On débuta par les discours de Cremer et d'Odger, qui furent très applaudis ; puis le professeur Karl Vogt lut, en français et en allemand, ces Dix articles contre la guerre, de Mme  Stahr (Fanny Lewald), dont la tournure humoristique a été tellement goûtée, et que toute la presse a reproduits.

L'un des secrétaires du bureau. Ch.-Louis Chassin, donna ensuite lecture du projet de résolutions élaboré par le Comité directeur. Ces résolutions ont été imprimées dans tous les journaux ; je n'en relèverai que les deux points qui intéressaient spécialement les délégués du Congrès ouvrier, et qui montraient que le Comité directeur était disposé à donner satisfaction aux vœux des socialistes.

L'un des considérants disait :

« Considérant que l'existence et l'accroissement des armées permanentes constituent la guerre à l'état latent, et sont incompatibles avec la liberté et avec le bien-être de toutes les classes de la société, principalement de la classe ouvrière... »

Et le cinquième paragraphe des résolutions portait qu'il était du devoir des membres de la Ligue de la paix et la liberté : « De faire mettre à l'ordre du jour, dans tous les pays, la situation des classes laborieuses et déshéritées, afin que le bien-être individuel et général vienne consolider la liberté politique des citoyens[1] ».


On remarquera que les rédacteurs de ce paragraphe avaient emprunté, en partie, les termes mêmes du considérant de l'Adresse de l'Internationale, où il était dit que « la paix, première condition du bien être général, doit être à son tour consolidée par un ordre de choses qui ne connaîtra plus dans la société deux classes, dont l'une est exploitée par l'autre ».

Dans une lettre qu'il adressa au journal le Temps, de Paris, après le Congrès, Émile Acollas insista en ces termes sur la signification qu'il fallait donner aux résolutions présentées par le Comité directeur, et qui furent adoptées par le Congrès dans sa dernière séance :


Dès l'ouverture du Congrès, un duel à outrance semblait imminent entre le socialisme et la liberté politique. De franches et rudes paroles, exprimant des idées mal définies, avaient été prononcées par les délégués des Travailleurs de Lausanne ; une protestation avait suivi[2], et, il faut le dire surtout à ceux pour qui la modération est le premier des devoirs, cette protestation appelait le combat.

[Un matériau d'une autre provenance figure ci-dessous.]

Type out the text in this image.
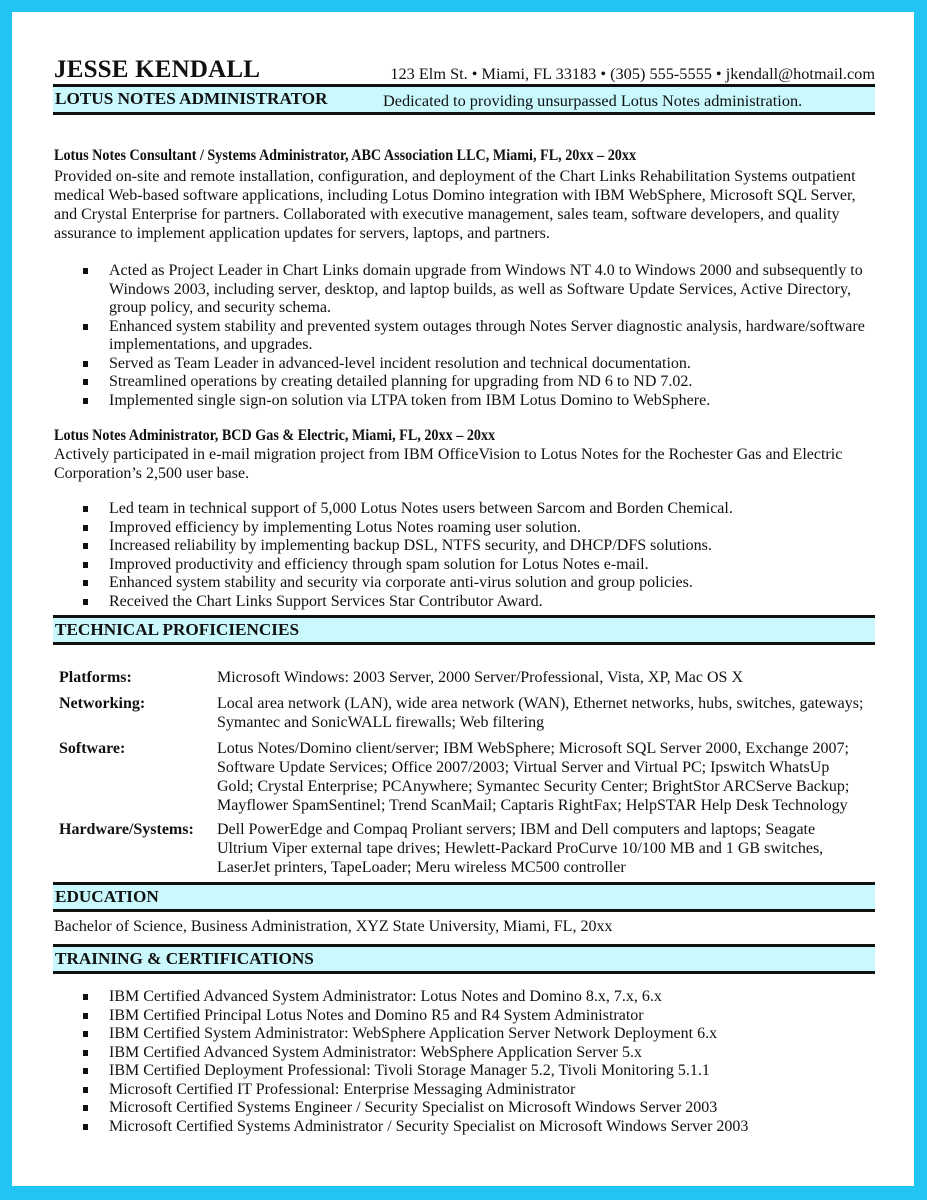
JESSE KENDALL	123 Elm St. • Miami, FL 33183 • (305) 555-5555 • jkendall@hotmail.com
LOTUS NOTES ADMINISTRATOR	Dedicated to providing unsurpassed Lotus Notes administration.
Lotus Notes Consultant / Systems Administrator, ABC Association LLC, Miami, FL, 20xx – 20xx
Provided on-site and remote installation, configuration, and deployment of the Chart Links Rehabilitation Systems outpatient
medical Web-based software applications, including Lotus Domino integration with IBM WebSphere, Microsoft SQL Server,
and Crystal Enterprise for partners. Collaborated with executive management, sales team, software developers, and quality
assurance to implement application updates for servers, laptops, and partners.
Acted as Project Leader in Chart Links domain upgrade from Windows NT 4.0 to Windows 2000 and subsequently to
Windows 2003, including server, desktop, and laptop builds, as well as Software Update Services, Active Directory,
group policy, and security schema.
Enhanced system stability and prevented system outages through Notes Server diagnostic analysis, hardware/software
implementations, and upgrades.
Served as Team Leader in advanced-level incident resolution and technical documentation.
Streamlined operations by creating detailed planning for upgrading from ND 6 to ND 7.02.
Implemented single sign-on solution via LTPA token from IBM Lotus Domino to WebSphere.
Lotus Notes Administrator, BCD Gas & Electric, Miami, FL, 20xx – 20xx
Actively participated in e-mail migration project from IBM OfficeVision to Lotus Notes for the Rochester Gas and Electric
Corporation’s 2,500 user base.
Led team in technical support of 5,000 Lotus Notes users between Sarcom and Borden Chemical.
Improved efficiency by implementing Lotus Notes roaming user solution.
Increased reliability by implementing backup DSL, NTFS security, and DHCP/DFS solutions.
Improved productivity and efficiency through spam solution for Lotus Notes e-mail.
Enhanced system stability and security via corporate anti-virus solution and group policies.
Received the Chart Links Support Services Star Contributor Award.
TECHNICAL PROFICIENCIES
Platforms:	Microsoft Windows: 2003 Server, 2000 Server/Professional, Vista, XP, Mac OS X
Networking:	Local area network (LAN), wide area network (WAN), Ethernet networks, hubs, switches, gateways;
Symantec and SonicWALL firewalls; Web filtering
Software:	Lotus Notes/Domino client/server; IBM WebSphere; Microsoft SQL Server 2000, Exchange 2007;
Software Update Services; Office 2007/2003; Virtual Server and Virtual PC; Ipswitch WhatsUp
Gold; Crystal Enterprise; PCAnywhere; Symantec Security Center; BrightStor ARCServe Backup;
Mayflower SpamSentinel; Trend ScanMail; Captaris RightFax; HelpSTAR Help Desk Technology
Hardware/Systems: Dell PowerEdge and Compaq Proliant servers; IBM and Dell computers and laptops; Seagate
Ultrium Viper external tape drives; Hewlett-Packard ProCurve 10/100 MB and 1 GB switches,
LaserJet printers, TapeLoader; Meru wireless MC500 controller
EDUCATION
Bachelor of Science, Business Administration, XYZ State University, Miami, FL, 20xx
TRAINING & CERTIFICATIONS
IBM Certified Advanced System Administrator: Lotus Notes and Domino 8.x, 7.x, 6.x
IBM Certified Principal Lotus Notes and Domino R5 and R4 System Administrator
IBM Certified System Administrator: WebSphere Application Server Network Deployment 6.x
IBM Certified Advanced System Administrator: WebSphere Application Server 5.x
IBM Certified Deployment Professional: Tivoli Storage Manager 5.2, Tivoli Monitoring 5.1.1
Microsoft Certified IT Professional: Enterprise Messaging Administrator
Microsoft Certified Systems Engineer / Security Specialist on Microsoft Windows Server 2003
Microsoft Certified Systems Administrator / Security Specialist on Microsoft Windows Server 2003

Eh bien, le combat n'a pas eu lieu et le malentendu a cessé. Qu'est-ce que le socialisme du Congrès de Lausanne ?... Est-il autre chose que l'expression d'une souffrance et la légitime volonté de voir cette souffrance s'atténuer et disparaître ? Le socialisme du Congrès de Lausanne a dit son mot à Genève : Venez à nous avec un cœur sincère ; nous chercherons et nous réaliserons ensemble.

La politique et l'économie se sont reconnues et réconciliées dans la Justice.

  1. Ici s'arrête la partie des Souvenirs des Congrès de Lausanne et de Genève qui a paru dans le Diogène en 1867, du numéro du 27 septembre à celui du 27 décembre. Il m'a été impossible de retrouver une collection de l'année 1868 de ce journal (ma propre collection a été perdue, en sorte que je ne puis donner la fin de ces Souvenirs.
  2. La protestation de M. de Molinari, Dameth, Cherbuliez et autres.